Vox populi, vox Dei ? Pas pour Patrick Cohen en tout cas. Alors qu’il animait une matinale délocalisée le 29 mai à l’hôpital Georges Pompidou, avec pour invité Martin Hirsch, il n’a pas hésité à faire taire les nombreux employés de l’hôpital qui huaient le directeur général de l’Assistance Publique-Hôpitaux de Paris (AP-HP). Entre le peuple et ses dirigeants, le journaliste n’a pas mis longtemps à choisir.
Il est 8h20 ce 29 mai lorsque Martin Hirsch, directeur de l’AP-HP (75 000 agents, 7 millions de patients par an en région parisienne, Oise et Var), est interrogé en direct dans les locaux de l’Hôpital Pompidou. Alors qu’il débite un discours rassurant à l’antenne, son personnel révolté pour diverses raisons bien plus profondes que le seul sujet de l’organisation du temps du travail (rythmes de travail épuisant, moyens en baisse, réorganisations de service bâclées…) le chahute à l’antenne. La voix du peuple envahit l’espace sonore, couvrant le patron de l’AP-HP qui continue à discourir, presque déconnecté : “celles et ceux dont on entend les clameurs aujourd’hui et moi, nous avons vraiment le même souci”.
Que fait Patrick Cohen ? N’écoutant que son courage… il fait taire les manifestants en leur rappelant qu’un responsable syndical CGT pourra venir s’exprimer à l’antenne. À quoi sert la clameur en effet si un discours à la radio est autorisé ? L’acte, hautement symbolique, a fait réagir Antoine Perraud sur son blog hébergé par Mediapart : “le journalisme retrouve alors le piège et les ornières qui lui font perdre, un peu plus chaque jour, sa créance dans l’esprit public : apparaître en supplétif du pouvoir. Des pouvoirs. De tout pouvoir. Du premier pouvoir à passer par là…”

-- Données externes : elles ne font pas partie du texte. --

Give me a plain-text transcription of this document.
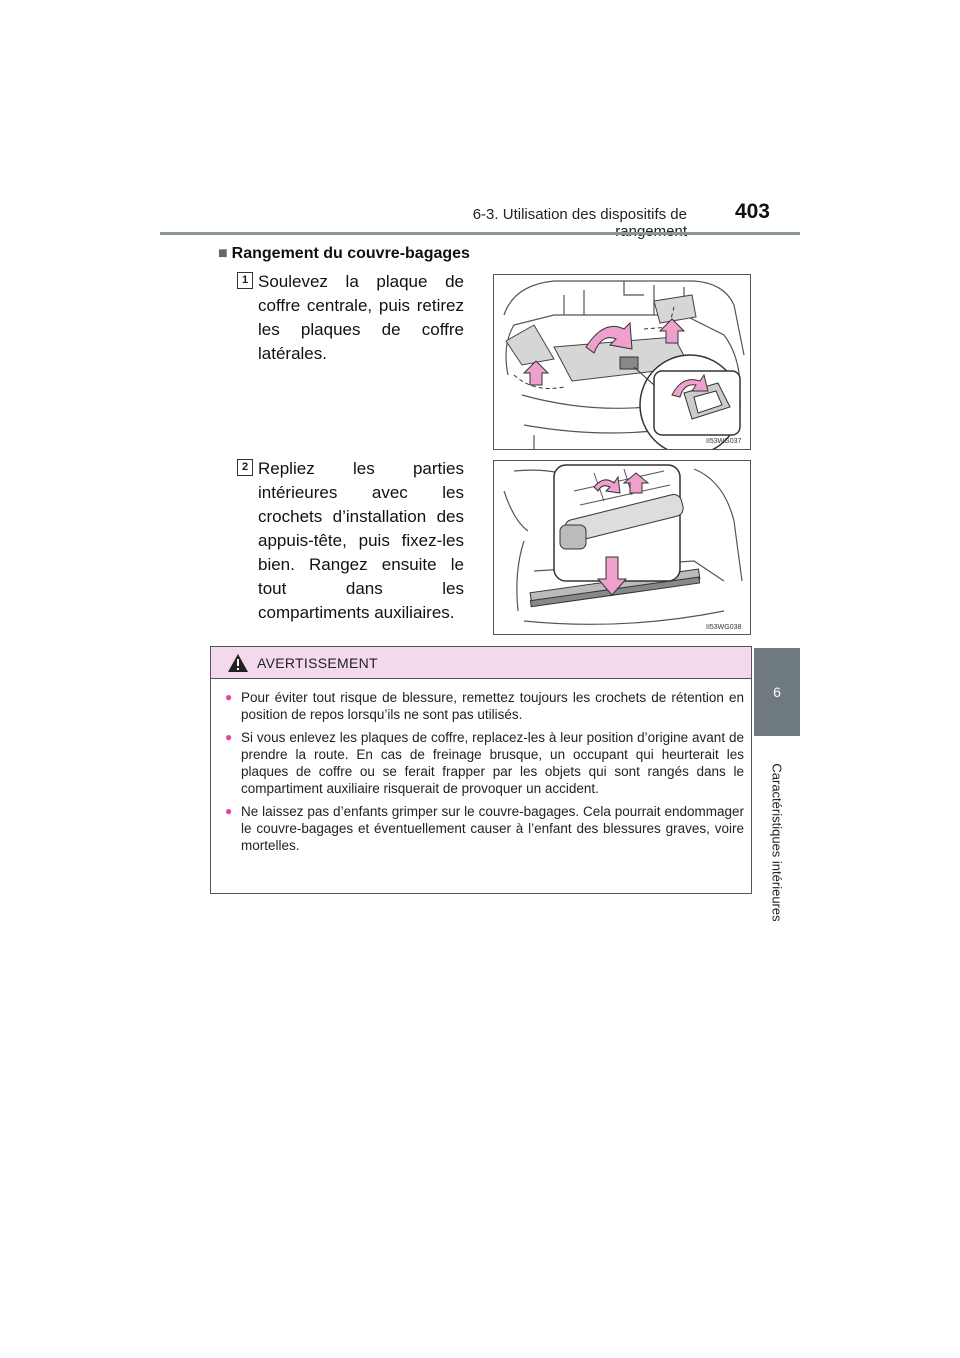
6-3. Utilisation des dispositifs de	403
6
Caractéristiques intérieures
■ Rangement du couvre-bagages
1 Soulevez la plaque de coffre centrale, puis retirez les plaques de coffre latérales.
II53WG037
2 Repliez les parties intérieures avec les crochets d’installation des appuis-tête, puis fixez-les bien. Rangez ensuite le tout dans les compartiments auxiliaires.
II53WG038
AVERTISSEMENT
● Pour éviter tout risque de blessure, remettez toujours les crochets de rétention en position de repos lorsqu’ils ne sont pas utilisés.
● Si vous enlevez les plaques de coffre, replacez-les à leur position d’origine avant de prendre la route. En cas de freinage brusque, un occupant qui heurterait les plaques de coffre ou se ferait frapper par les objets qui sont rangés dans le compartiment auxiliaire risquerait de provoquer un accident.
● Ne laissez pas d’enfants grimper sur le couvre-bagages. Cela pourrait endommager le couvre-bagages et éventuellement causer à l’enfant des blessures graves, voire mortelles.
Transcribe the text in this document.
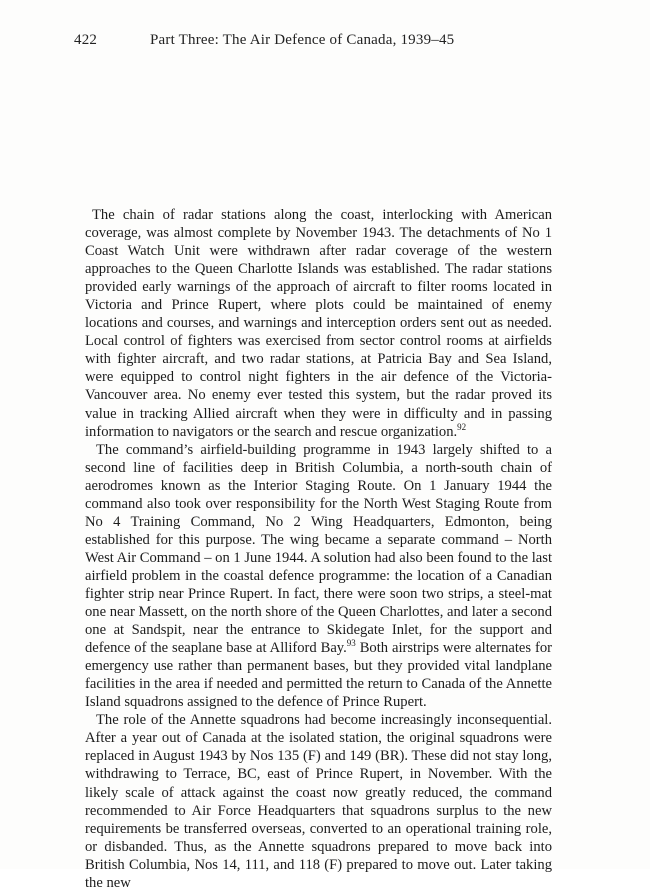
422	Part Three: The Air Defence of Canada, 1939–45

The chain of radar stations along the coast, interlocking with American coverage, was almost complete by November 1943. The detachments of No 1 Coast Watch Unit were withdrawn after radar coverage of the western approaches to the Queen Charlotte Islands was established. The radar stations provided early warnings of the approach of aircraft to filter rooms located in Victoria and Prince Rupert, where plots could be maintained of enemy locations and courses, and warnings and interception orders sent out as needed. Local control of fighters was exercised from sector control rooms at airfields with fighter aircraft, and two radar stations, at Patricia Bay and Sea Island, were equipped to control night fighters in the air defence of the Victoria-Vancouver area. No enemy ever tested this system, but the radar proved its value in tracking Allied aircraft when they were in difficulty and in passing information to navigators or the search and rescue organization.$^{92}$

The command’s airfield-building programme in 1943 largely shifted to a second line of facilities deep in British Columbia, a north-south chain of aerodromes known as the Interior Staging Route. On 1 January 1944 the command also took over responsibility for the North West Staging Route from No 4 Training Command, No 2 Wing Headquarters, Edmonton, being established for this purpose. The wing became a separate command – North West Air Command – on 1 June 1944. A solution had also been found to the last airfield problem in the coastal defence programme: the location of a Canadian fighter strip near Prince Rupert. In fact, there were soon two strips, a steel-mat one near Massett, on the north shore of the Queen Charlottes, and later a second one at Sandspit, near the entrance to Skidegate Inlet, for the support and defence of the seaplane base at Alliford Bay.$^{93}$ Both airstrips were alternates for emergency use rather than permanent bases, but they provided vital landplane facilities in the area if needed and permitted the return to Canada of the Annette Island squadrons assigned to the defence of Prince Rupert.

The role of the Annette squadrons had become increasingly inconsequential. After a year out of Canada at the isolated station, the original squadrons were replaced in August 1943 by Nos 135 (F) and 149 (BR). These did not stay long, withdrawing to Terrace, BC, east of Prince Rupert, in November. With the likely scale of attack against the coast now greatly reduced, the command recommended to Air Force Headquarters that squadrons surplus to the new requirements be transferred overseas, converted to an operational training role, or disbanded. Thus, as the Annette squadrons prepared to move back into British Columbia, Nos 14, 111, and 118 (F) prepared to move out. Later taking the new
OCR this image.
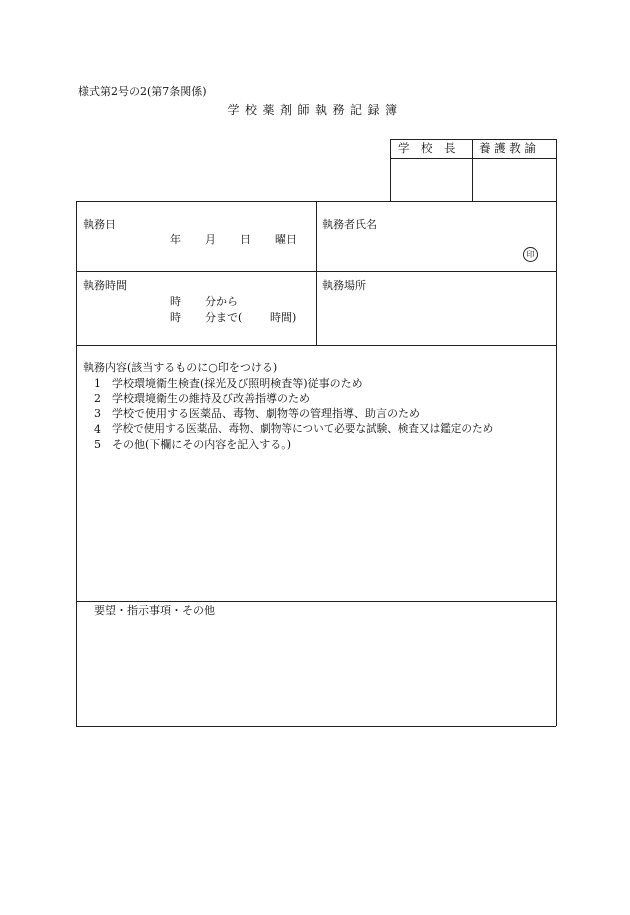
様式第2号の2(第7条関係)
学校薬剤師執務記録簿
学　校　長	養 護 教 諭
執務日
年 月 日 曜日
執務者氏名
印
執務時間
時 分から
時 分まで(	時間)
執務場所
執務内容(該当するものに○印をつける)
1 学校環境衛生検査(採光及び照明検査等)従事のため
2 学校環境衛生の維持及び改善指導のため
3 学校で使用する医薬品、毒物、劇物等の管理指導、助言のため
4 学校で使用する医薬品、毒物、劇物等について必要な試験、検査又は鑑定のため
5 その他(下欄にその内容を記入する。)
要望・指示事項・その他
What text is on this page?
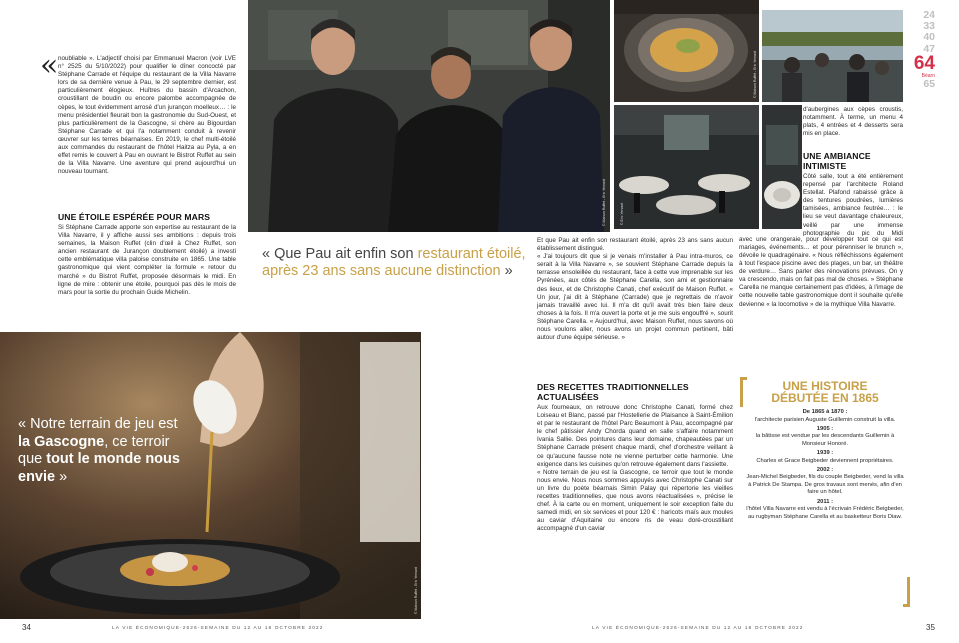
« noubliable ». L'adjectif choisi par Emmanuel Macron (voir LVE n° 2525 du 5/10/2022) pour qualifier le dîner concocté par Stéphane Carrade et l'équipe du restaurant de la Villa Navarre lors de sa dernière venue à Pau, le 29 septembre dernier, est particulièrement élogieux. Huîtres du bassin d'Arcachon, croustillant de boudin ou encore palombe accompagnée de cèpes, le tout évidemment arrosé d'un jurançon moelleux… : le menu présidentiel fleurait bon la gastronomie du Sud-Ouest, et plus particulièrement de la Gascogne, si chère au Bigourdan Stéphane Carrade et qui l'a notamment conduit à revenir œuvrer sur les terres béarnaises. En 2019, le chef multi-étoilé aux commandes du restaurant de l'hôtel Haitza au Pyla, a en effet remis le couvert à Pau en ouvrant le Bistrot Ruffet au sein de la Villa Navarre. Une aventure qui prend aujourd'hui un nouveau tournant.

UNE ÉTOILE ESPÉRÉE POUR MARS

Si Stéphane Carrade apporte son expertise au restaurant de la Villa Navarre, il y affiche aussi ses ambitions : depuis trois semaines, la Maison Ruffet (clin d'œil à Chez Ruffet, son ancien restaurant de Jurançon doublement étoilé) a investi cette emblématique villa paloise construite en 1865. Une table gastronomique qui vient compléter la formule « retour du marché » du Bistrot Ruffet, proposée désormais le midi. En ligne de mire : obtenir une étoile, pourquoi pas dès le mois de mars pour la sortie du prochain Guide Michelin.

© Maison Ruffet - Eric Yervant
© Maison Ruffet - Eric Yervant
© Eric Yervant
24
33
40
47
64
Béarn
65

d'aubergines aux cèpes croustis, notamment. À terme, un menu 4 plats, 4 entrées et 4 desserts sera mis en place.

UNE AMBIANCE
INTIMISTE

Côté salle, tout a été entièrement repensé par l'architecte Roland Estellat. Plafond rabaissé grâce à des tentures poudrées, lumières tamisées, ambiance feutrée… : le lieu se veut davantage chaleureux, veillé par une immense photographie du pic du Midi

avec une orangeraie, pour développer tout ce qui est mariages, événements… et pour pérenniser le brunch », dévoile le quadragénaire. « Nous réfléchissons également à tout l'espace piscine avec des plages, un bar, un théâtre de verdure… Sans parler des rénovations prévues. On y va crescendo, mais on fait pas mal de choses. » Stéphane Carella ne manque certainement pas d'idées, à l'image de cette nouvelle table gastronomique dont il souhaite qu'elle devienne « la locomotive » de la mythique Villa Navarre.

« Que Pau ait enfin son restaurant étoilé, après 23 ans sans aucune distinction »

Et que Pau ait enfin son restaurant étoilé, après 23 ans sans aucun établissement distingué.

« J'ai toujours dit que si je venais m'installer à Pau intra-muros, ce serait à la Villa Navarre », se souvient Stéphane Carrade depuis la terrasse ensoleillée du restaurant, face à cette vue imprenable sur les Pyrénées, aux côtés de Stéphane Carella, son ami et gestionnaire des lieux, et de Christophe Canati, chef exécutif de Maison Ruffet. « Un jour, j'ai dit à Stéphane (Carrade) que je regrettais de n'avoir jamais travaillé avec lui. Il m'a dit qu'il avait très bien faire deux choses à la fois. Il m'a ouvert la porte et je me suis engouffré », sourit Stéphane Carella. « Aujourd'hui, avec Maison Ruffet, nous savons où nous voulons aller, nous avons un projet commun pertinent, bâti autour d'une équipe sérieuse. »

DES RECETTES TRADITIONNELLES ACTUALISÉES

Aux fourneaux, on retrouve donc Christophe Canati, formé chez Loiseau et Blanc, passé par l'Hostellerie de Plaisance à Saint-Émilion et par le restaurant de l'hôtel Parc Beaumont à Pau, accompagné par le chef pâtissier Andy Chorda quand en salle s'affaire notamment Ivania Sallie. Des pointures dans leur domaine, chapeautées par un Stéphane Carrade présent chaque mardi, chef d'orchestre veillant à ce qu'aucune fausse note ne vienne perturber cette harmonie. Une exigence dans les cuisines qu'on retrouve également dans l'assiette.

« Notre terrain de jeu est la Gascogne, ce terroir que tout le monde nous envie. Nous nous sommes appuyés avec Christophe Canati sur un livre du poète béarnais Simin Palay qui répertorie les vieilles recettes traditionnelles, que nous avons réactualisées », précise le chef. À la carte ou en moment, uniquement le soir exception faite du samedi midi, en six services et pour 120 € : haricots maïs aux moules au caviar d'Aquitaine ou encore ris de veau doré-croustillant accompagné d'un caviar

© Maison Ruffet - Eric Yervant
« Notre terrain de jeu est la Gascogne, ce terroir que tout le monde nous envie »
UNE HISTOIRE
DÉBUTÉE EN 1865
De 1865 à 1870 :
l'architecte parisien Auguste Guillemin construit la villa.
1905 :
la bâtisse est vendue par les descendants Guillemin à Monsieur Honoré.
1939 :
Charles et Grace Beigbeder deviennent propriétaires.
2002 :
Jean-Michel Beigbeder, fils du couple Beigbeder, vend la villa à Patrick De Stampa. De gros travaux sont menés, afin d'en faire un hôtel.
2011 :
l'hôtel Villa Navarre est vendu à l'écrivain Frédéric Beigbeder, au rugbyman Stéphane Carella et au basketteur Boris Diaw.
34	LA VIE ÉCONOMIQUE-2526-SEMAINE DU 12 AU 18 OCTOBRE 2022	LA VIE ÉCONOMIQUE-2526-SEMAINE DU 12 AU 18 OCTOBRE 2022	35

De lui-même, Patrick Cohen (qui a récemment découpé sa carte de presse par solidarité avec une autre star de la matinale Pascale Clark) place France Inter dans la filiation de l’ORTF, selon le blogueur : “Patrick Cohen, victime d’un dispositif conçu pour dévoiler autrui mais révélant brusquement soi-même, fait taire ce qui surgit, réprime l’émeute. De sa propre initiative, il agit telles les autorités qui interdirent tout direct, au Quartier latin, au plus fort de Mai-68 : la radiodiffusion française n’est pas là pour aimanter mais pour chloroformer”. Une réalité autrement plus triste, sinon désastreuse, que la grève du service public de Radio France, menée par des journalistes privilégiés alors que les castes les plus défavorisées, CDD et autres « bouche-trous » continuent à être taillables et corvéables à merci.